Teachers’ union encourages English teachers to promote political agenda around climate change

To accompany the recent post I wrote about the National Education Association’s politicization of Christmas, below are excerpts from an article published in the American Federation of Teachers’ (the other national teachers’ union) newsletter that encourage k-12 English teachers to use their classrooms to promote a political agenda around climate change.

We believe that a purely science-oriented approach to climate change can miss the social, historical, ethical, and human realities that are critical to the problem.

Fostering civic engagement can also shift the overall focus of English from positioning students as autonomous individuals or consumers set apart from the world to students as social participants whose ways of being and acting directly affect the local and global ecology.12 This shift involves redefining academic success based less on individual achievement and test scores and more on one’s social and collaborative relationships with others and how our actions can contribute to sustainability and environmental justice.

As teachers of English, we offer a specific perspective and a set of values for teaching about climate change. Our approach emerges from an understanding of the Anthropocene era in which we now live, when environmental, geological, and ecological systems are profoundly altered by human activity. Our beliefs are based in world citizenship, the rights and well-being of all, and the recognition of connections between the diverse members of the world family.

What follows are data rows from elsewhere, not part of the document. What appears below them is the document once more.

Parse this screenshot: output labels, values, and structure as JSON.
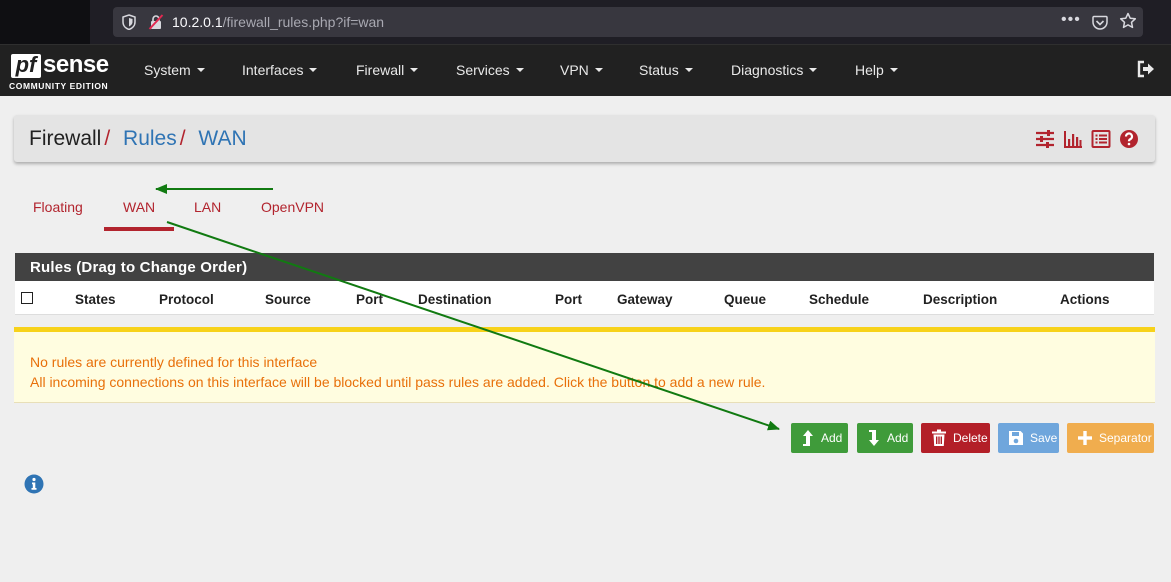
{
  "browser": {
    "url_host": "10.2.0.1",
    "url_path": "/firewall_rules.php?if=wan",
    "menu_dots": "•••"
  },
  "brand": {
    "logo_pf": "pf",
    "logo_sense": "sense",
    "edition": "COMMUNITY EDITION"
  },
  "nav": {
    "items": [
      "System",
      "Interfaces",
      "Firewall",
      "Services",
      "VPN",
      "Status",
      "Diagnostics",
      "Help"
    ]
  },
  "breadcrumb": {
    "root": "Firewall",
    "separator": "/",
    "level2": "Rules",
    "level3": "WAN"
  },
  "tabs": [
    "Floating",
    "WAN",
    "LAN",
    "OpenVPN"
  ],
  "active_tab": "WAN",
  "rules_panel": {
    "title": "Rules (Drag to Change Order)",
    "columns": [
      "States",
      "Protocol",
      "Source",
      "Port",
      "Destination",
      "Port",
      "Gateway",
      "Queue",
      "Schedule",
      "Description",
      "Actions"
    ]
  },
  "notice": {
    "line1": "No rules are currently defined for this interface",
    "line2": "All incoming connections on this interface will be blocked until pass rules are added. Click the button to add a new rule."
  },
  "buttons": {
    "add_top": "Add",
    "add_bottom": "Add",
    "delete": "Delete",
    "save": "Save",
    "separator": "Separator"
  },
  "colors": {
    "accent_red": "#b2242e",
    "link_blue": "#2f74b4",
    "success_green": "#3f9b3a",
    "annotation_arrow": "#117a11"
  }
}
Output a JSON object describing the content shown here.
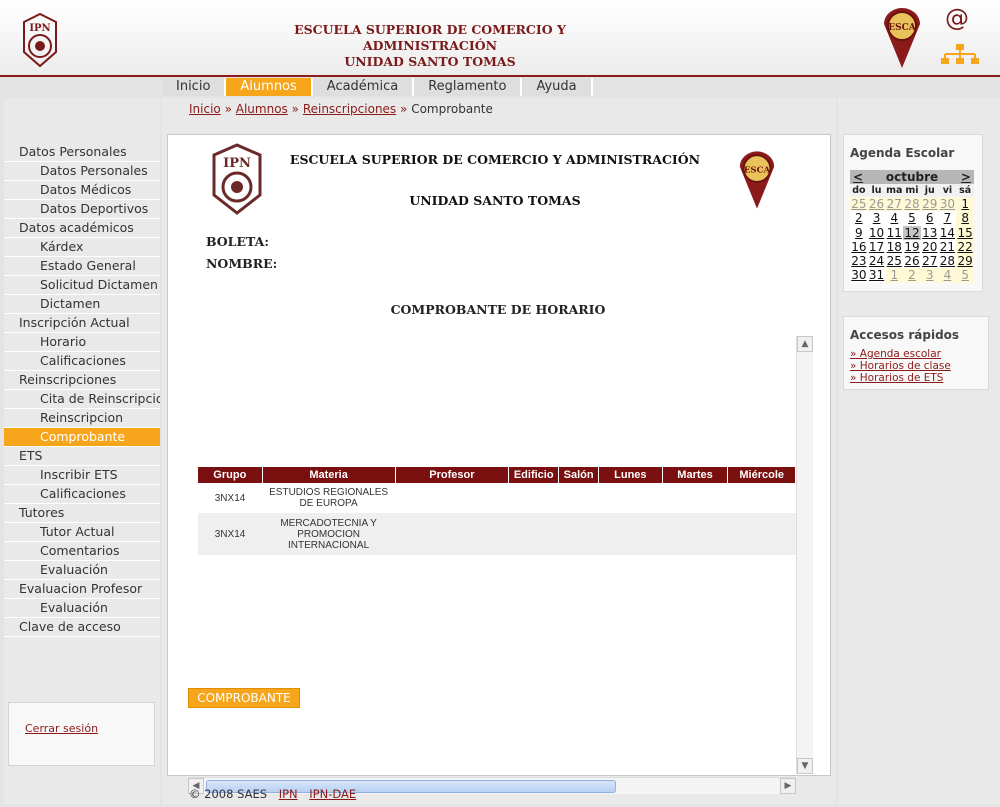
{
  "header": {
    "title_line1": "ESCUELA SUPERIOR DE COMERCIO Y ADMINISTRACIÓN",
    "title_line2": "UNIDAD SANTO TOMAS",
    "logo_text": "IPN",
    "esca_text": "ESCA",
    "email_icon": "@"
  },
  "topmenu": [
    "Inicio",
    "Alumnos",
    "Académica",
    "Reglamento",
    "Ayuda"
  ],
  "topmenu_active": 1,
  "leftmenu": [
    {
      "label": "Datos Personales",
      "level": 1
    },
    {
      "label": "Datos Personales",
      "level": 2
    },
    {
      "label": "Datos Médicos",
      "level": 2
    },
    {
      "label": "Datos Deportivos",
      "level": 2
    },
    {
      "label": "Datos académicos",
      "level": 1
    },
    {
      "label": "Kárdex",
      "level": 2
    },
    {
      "label": "Estado General",
      "level": 2
    },
    {
      "label": "Solicitud Dictamen",
      "level": 2
    },
    {
      "label": "Dictamen",
      "level": 2
    },
    {
      "label": "Inscripción Actual",
      "level": 1
    },
    {
      "label": "Horario",
      "level": 2
    },
    {
      "label": "Calificaciones",
      "level": 2
    },
    {
      "label": "Reinscripciones",
      "level": 1
    },
    {
      "label": "Cita de Reinscripcio",
      "level": 2
    },
    {
      "label": "Reinscripcion",
      "level": 2
    },
    {
      "label": "Comprobante",
      "level": 2,
      "active": true
    },
    {
      "label": "ETS",
      "level": 1
    },
    {
      "label": "Inscribir ETS",
      "level": 2
    },
    {
      "label": "Calificaciones",
      "level": 2
    },
    {
      "label": "Tutores",
      "level": 1
    },
    {
      "label": "Tutor Actual",
      "level": 2
    },
    {
      "label": "Comentarios",
      "level": 2
    },
    {
      "label": "Evaluación",
      "level": 2
    },
    {
      "label": "Evaluacion Profesor",
      "level": 1
    },
    {
      "label": "Evaluación",
      "level": 2
    },
    {
      "label": "Clave de acceso",
      "level": 1
    }
  ],
  "logout": "Cerrar sesión",
  "breadcrumb": {
    "items": [
      "Inicio",
      "Alumnos",
      "Reinscripciones"
    ],
    "current": "Comprobante",
    "separator": "»"
  },
  "document": {
    "school": "ESCUELA SUPERIOR DE COMERCIO Y ADMINISTRACIÓN",
    "unit": "UNIDAD SANTO TOMAS",
    "boleta_label": "BOLETA:",
    "nombre_label": "NOMBRE:",
    "title": "COMPROBANTE DE HORARIO"
  },
  "schedule": {
    "columns": [
      "Grupo",
      "Materia",
      "Profesor",
      "Edificio",
      "Salón",
      "Lunes",
      "Martes",
      "Miércole"
    ],
    "rows": [
      [
        "3NX14",
        "ESTUDIOS REGIONALES DE EUROPA",
        "",
        "",
        "",
        "",
        "",
        ""
      ],
      [
        "3NX14",
        "MERCADOTECNIA Y PROMOCION INTERNACIONAL",
        "",
        "",
        "",
        "",
        "",
        ""
      ]
    ]
  },
  "comprobante_button": "COMPROBANTE",
  "footer": {
    "copyright": "© 2008 SAES",
    "links": [
      "IPN",
      "IPN-DAE"
    ]
  },
  "agenda": {
    "title": "Agenda Escolar",
    "month": "octubre",
    "prev": "<",
    "next": ">",
    "weekdays": [
      "do",
      "lu",
      "ma",
      "mi",
      "ju",
      "vi",
      "sá"
    ],
    "weeks": [
      [
        "25",
        "26",
        "27",
        "28",
        "29",
        "30",
        "1"
      ],
      [
        "2",
        "3",
        "4",
        "5",
        "6",
        "7",
        "8"
      ],
      [
        "9",
        "10",
        "11",
        "12",
        "13",
        "14",
        "15"
      ],
      [
        "16",
        "17",
        "18",
        "19",
        "20",
        "21",
        "22"
      ],
      [
        "23",
        "24",
        "25",
        "26",
        "27",
        "28",
        "29"
      ],
      [
        "30",
        "31",
        "1",
        "2",
        "3",
        "4",
        "5"
      ]
    ],
    "today": "12"
  },
  "accesos": {
    "title": "Accesos rápidos",
    "links": [
      "» Agenda escolar",
      "» Horarios de clase",
      "» Horarios de ETS"
    ]
  }
}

Adopting this climate change perspective involves:

  1. Foregrounding the climate crisis as the most important issue facing life on earth.
  2. Understanding the causes and effects of climate change locally and globally, as well as the efforts to deny them.
  3. Overcoming individualism and nationalism, and adopting a system-based, global perspective.
  4. Creating solidarity with the oppressed and exploited, addressing the unequal impacts of climate change, and striving for social justice.
  5. Envisioning and enacting transformational changes through individual and collective action, in which everyone is accountable for their actions and inactions.

Minnesota is one of only a handful of states where teachers who are union members pay dues to both national teachers’ unions. Less than a quarter of every dues dollar stays local to support collective bargaining services and other representational activities.